Jackie, a manager of six months’ vintage with a media
company, had just that experience. She had graduated
from their training programme and been placed in her
first command, a team of six people. Within a few months,
the team’s customer satisfaction figures were falling
off and previously achieved targets were being missed.
"I had been taught the company way of doing things
on my training programme, but when I tried it with the
team, they didn’t respond well. It seems they preferred
their previous manager. I felt really isolated.”

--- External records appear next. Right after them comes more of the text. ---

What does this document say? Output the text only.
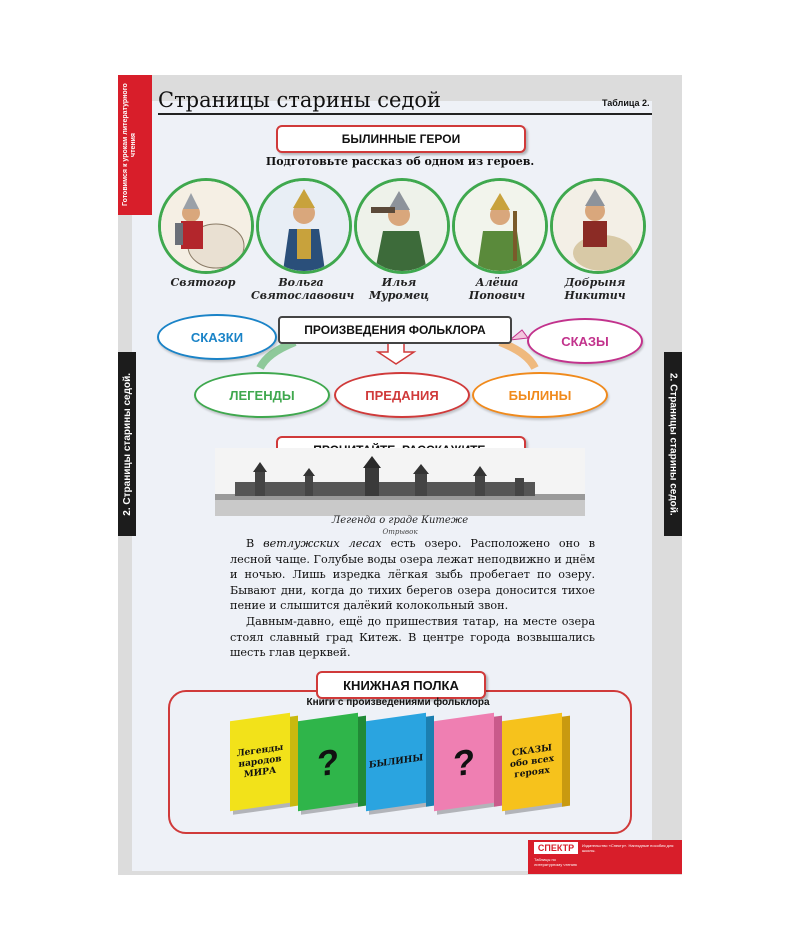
Готовимся к урокам литературного чтения
2. Страницы старины седой.	2. Страницы старины седой.
Страницы старины седой	Таблица 2.
БЫЛИННЫЕ ГЕРОИ
Подготовьте рассказ об одном из героев.
Святогор	Вольга
Святославович
Илья
Муромец
Алёша
Попович
Добрыня
Никитич
СКАЗКИ	СКАЗЫ
ПРОИЗВЕДЕНИЯ ФОЛЬКЛОРА
ЛЕГЕНДЫ	ПРЕДАНИЯ	БЫЛИНЫ
Легенда о граде Китеже
Отрывок

В ветлужских лесах есть озеро. Расположено оно в лесной чаще. Голубые воды озера лежат неподвижно и днём и ночью. Лишь изредка лёгкая зыбь пробегает по озеру. Бывают дни, когда до тихих берегов озера доносится тихое пение и слышится далёкий колокольный звон.

Давным-давно, ещё до пришествия татар, на месте озера стоял славный град Китеж. В центре города возвышались шесть глав церквей.

КНИЖНАЯ ПОЛКА
Книги с произведениями фольклора
Легенды народов МИРА	?	БЫЛИНЫ ?	СКАЗЫ обо всех героях
СПЕКТР	Издательство «Спектр». Наглядные пособия для школы.
Таблицы по литературному чтению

She was called to speak to her line manager, who wanted
to concentrate more on the figures than how she might
engage with the team. Fortunately for Jackie, she also
had an understanding mentor with whom she could discuss
these issues.
Many organisations put in place a mentoring scheme,
in which an older and more experienced employee meets
with and helps the young manager. Mentoring in the traditional
sense is fine as far as it goes, in that it provides
a source of advice for the mentored and a sounding board
for their questions, woes and ideas.
Mentoring differs from coaching in that, where a coach
is working with the person on the process of drawing
out their own best solutions, a mentor is assumed to
have expert knowledge and be ‘an old hand’ in the actual
work.
However, relying on mentoring alone has some inherent
dangers. For one, you run the risk of creating a manager
who thinks largely as the existing culture dictates.
You also might find your fast-track junior manager suddenly
thinking like one of the crusty old laggards who’ve
been hanging on for redundancy.
Furthermore, the mentored might hold the mentor in
awe. Or contempt. And, in my experience at least, mentoring
often breaks down for one or more of the following reasons:
one party or the other does not like or respect the
other; one or both parties can’t be bothered or find
time to schedule their appointments; one or other thinks
they know best.
To encourage individual thinking, mentoring is not
the best suited tool. This is where coaching can help.
In this country, it is still frequently seen as the
preserve of the upper echelons, a development tool for
those managers who have done everything else. But coaching
by no means has to be reserved for the top.
Jackie’s mentor, who had actually done her job a number
of years before, suggested that she try coaching. At
her appraisal, Jackie was able to persuade her manager
that some coaching might help. Jackie’s HR manager rang
me and we met to see if we could work together. Over
the ensuing four sessions Jackie quickly discovered
that she had the skills and personality to do the job
well, but felt she needed to employ them differently.
"I stopped doing things ‘by the book’, which
I found out had been more from nerves than anything
else. Instead, I am trying to be more open to different
ideas about how we do things, and listen more to my
team instead of just telling them what to do.”
As a result, Jackie’s relationship with her team has
been steadily improving and they are starting to hit
their customer satisfaction targets again.
If a company is prepared to invest the time, money
and effort in finding and recruiting the most promising
young people, then it makes sense for it to do similarly
in developing them. Mentoring can help and training
can provide certain skills, but where these often answer
the ‘what’, coaching can very much help with the ‘how’.
Coaching can help to fast-track young managers: in
developing their own identity within the organisation;
in processing information; in assimilating and using
skills; in learning how to lead themselves so they can
lead others. And when it all becomes a bit too much
(and many junior managers, particularly those on the
fast track, report a feeling of being overwhelmed sooner
or later), the coach can work with them to help them
cope.
Personally, I have coached a number of young managers.
The themes people bring to coaching vary hugely, but
a significant one is making sense of the company’s expectations
of them, and how to respond professionally.
The young managers are grateful that their organisation
is investing in them and will often respond with loyalty
and a rekindled enthusiasm for their job.